Dennoch gelingen dem Ensemble vor allem nach der Pause durch intensives und präzises Spiel im plastisch ausgeleuchteten Bühnenbild anrührend dichte Szenen. Ruprecht nimmt eine Sentenz des Träumers zur Leitidee: „Keiner hat ein Recht aufs Leben, der nicht kämpft, daß es größer wird."

Bei O'Casey stirbt die vergebens um Lebenserfüllung ringende junge Frau. Sich aufbäumend, angestachelt vom Träumer, stampft und wirbelt sie einen letzten wilden Tanz weltlicher Emanzipation, einen Tanz der Abwehr des religiösen Zugriffs. Entkräftet, ausgelaugt sinkt sie nieder. Danach arrangiert der Regisseur, durchaus im Sinne des Symbols, die beschwörende Hymne auf den „irischen Husaren" — den Freiheitskämpfer.

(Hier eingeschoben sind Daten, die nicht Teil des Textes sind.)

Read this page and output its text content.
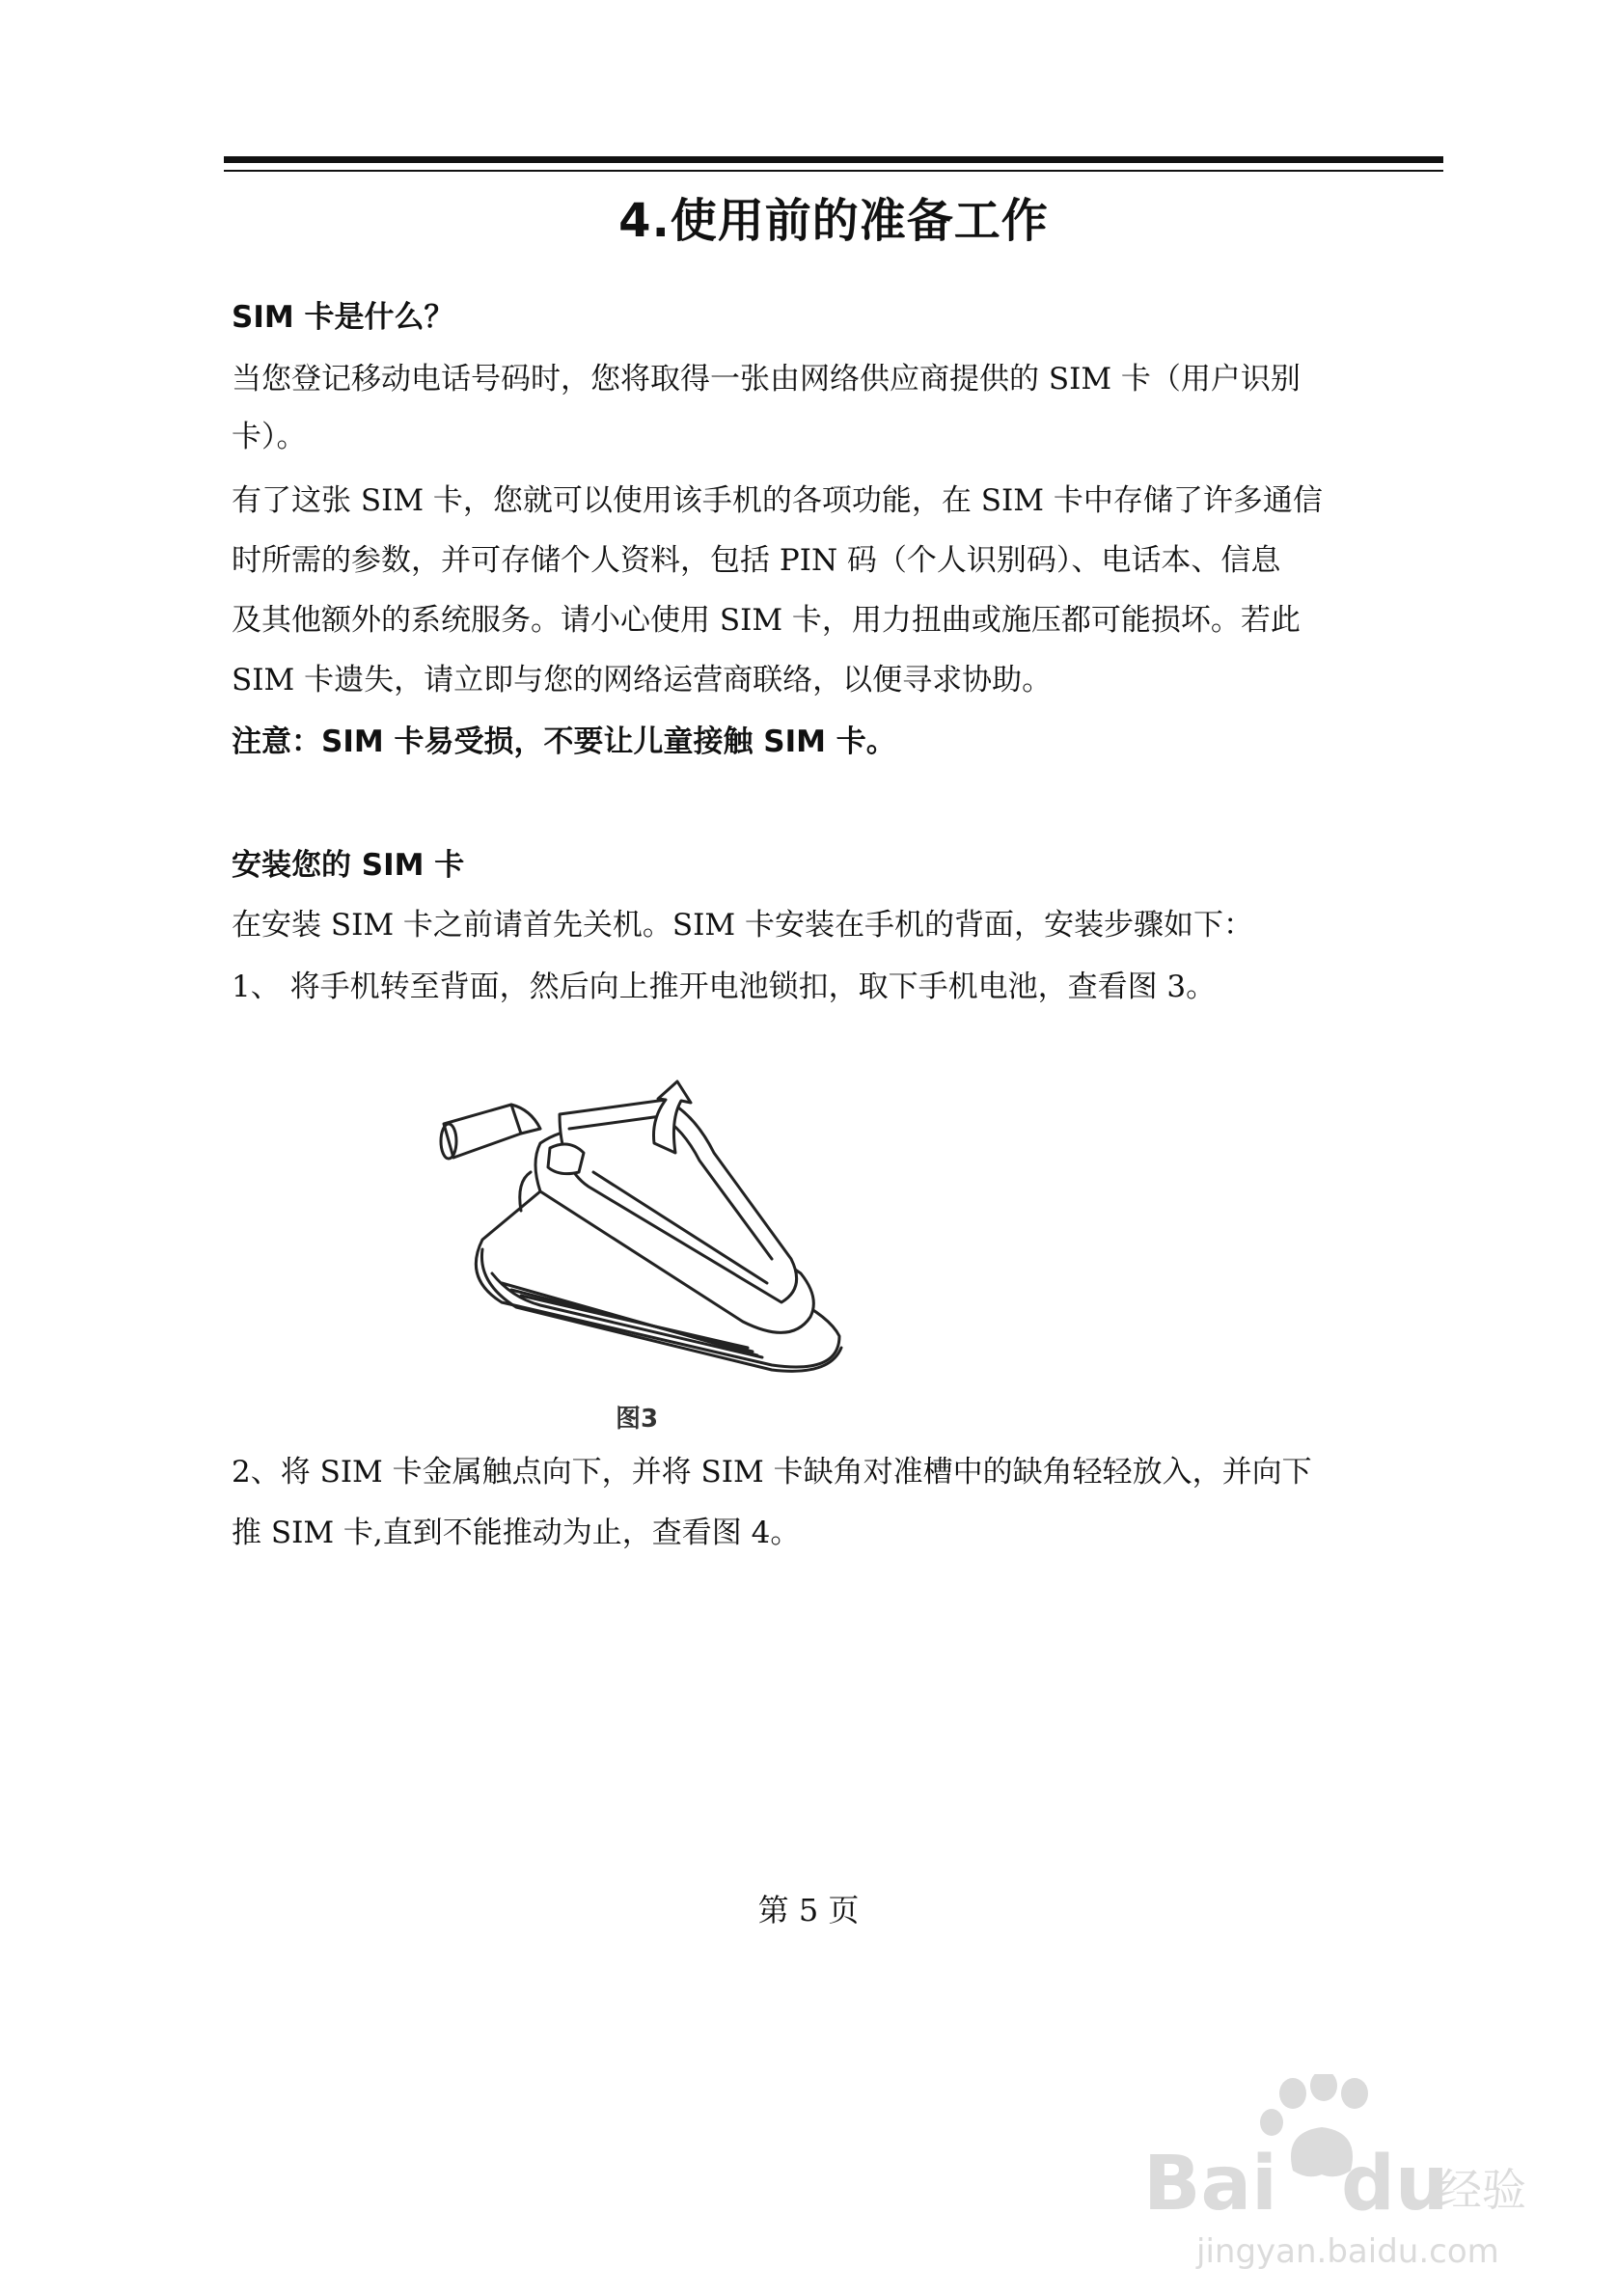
4.使用前的准备工作
SIM 卡是什么？
当您登记移动电话号码时，您将取得一张由网络供应商提供的 SIM 卡（用户识别
卡）。
有了这张 SIM 卡，您就可以使用该手机的各项功能，在 SIM 卡中存储了许多通信
时所需的参数，并可存储个人资料，包括 PIN 码（个人识别码）、电话本、信息
及其他额外的系统服务。请小心使用 SIM 卡，用力扭曲或施压都可能损坏。若此
SIM 卡遗失，请立即与您的网络运营商联络，以便寻求协助。
注意：SIM 卡易受损，不要让儿童接触 SIM 卡。
安装您的 SIM 卡
在安装 SIM 卡之前请首先关机。SIM 卡安装在手机的背面，安装步骤如下：
1、 将手机转至背面，然后向上推开电池锁扣，取下手机电池，查看图 3。
图3
2、将 SIM 卡金属触点向下，并将 SIM 卡缺角对准槽中的缺角轻轻放入，并向下
推 SIM 卡,直到不能推动为止，查看图 4。
第 5 页
Bai du
经验
jingyan.baidu.com
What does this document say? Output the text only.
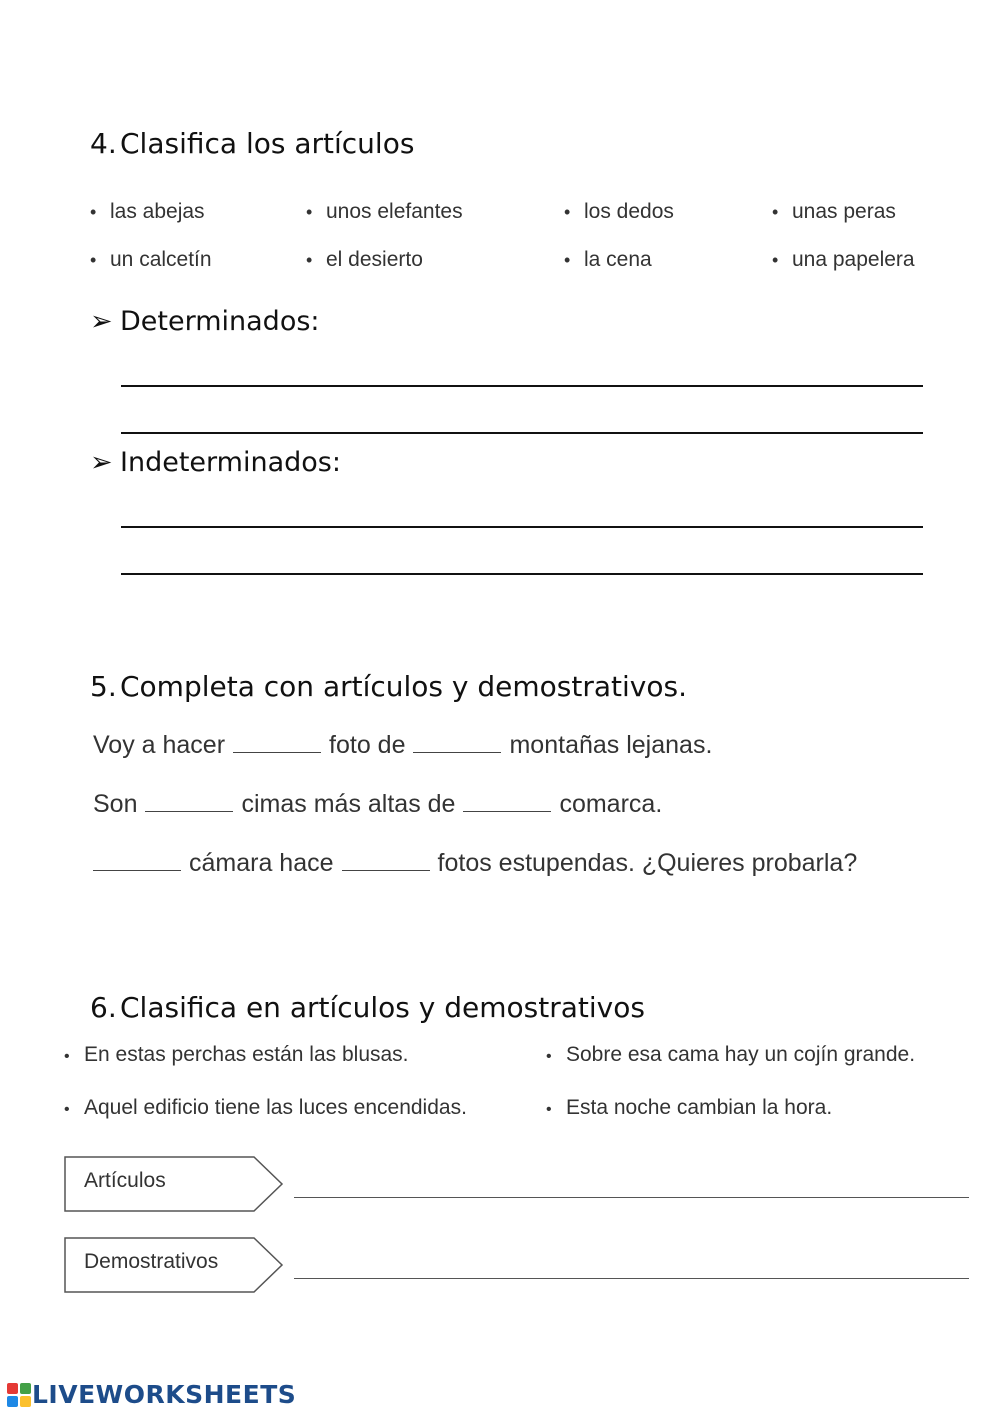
4. Clasifica los artículos
• las abejas	• unos elefantes	• los dedos	• unas peras
• un calcetín	• el desierto	• la cena	• una papelera
➢ Determinados:
➢ Indeterminados:
5. Completa con artículos y demostrativos.
Voy a hacer	foto de	montañas lejanas.
Son	cimas más altas de	comarca.
cámara hace	fotos estupendas. ¿Quieres probarla?
6. Clasifica en artículos y demostrativos
• En estas perchas están las blusas.	• Sobre esa cama hay un cojín grande.
• Aquel edificio tiene las luces encendidas.	• Esta noche cambian la hora.
Artículos
Demostrativos
LIVEWORKSHEETS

Aufrecht und sieghaft wird diese Hymne von der Darstellerin der Jannice und vom Ensemble gesungen. Das geht unter die Haut.

Anke Salzmann gibt Jannice als eine agile, wendige, zunächst wie ein gehetztes Wild umherirrende junge Frau. Schließlich bietet sie ihr Herz dem biederen Gärtner (Michael Vandrey). Der aber will sich nicht an sie binden. Nachdem ihr der Bischof (Gottfried Riemer) eine kleine finanzielle Hilfe versagt hat, folgt sie lebensdurstig den irdischen Lockungen des Träumers (Andreas Keller). In den Begegnungen mit ihrer dem Trunk verfallenen Mutter (Gisela Wahlberg) taumelt sie zwischen der unerfüllten Sehnsucht nach mütterlicher Geborgenheit und der brüsken, unumgänglichen Abwehr der ungerechten Aggressionen der alten Frau. Vielleicht fehlt Anke Salzmann gelegentlich etwas die Kraft, auch sprachlich stets ganz präsent zu sein — aber diese Darstellerin trägt und bestimmt die Aufführung, leidenschaftlich, ursprünglich, empfindsam.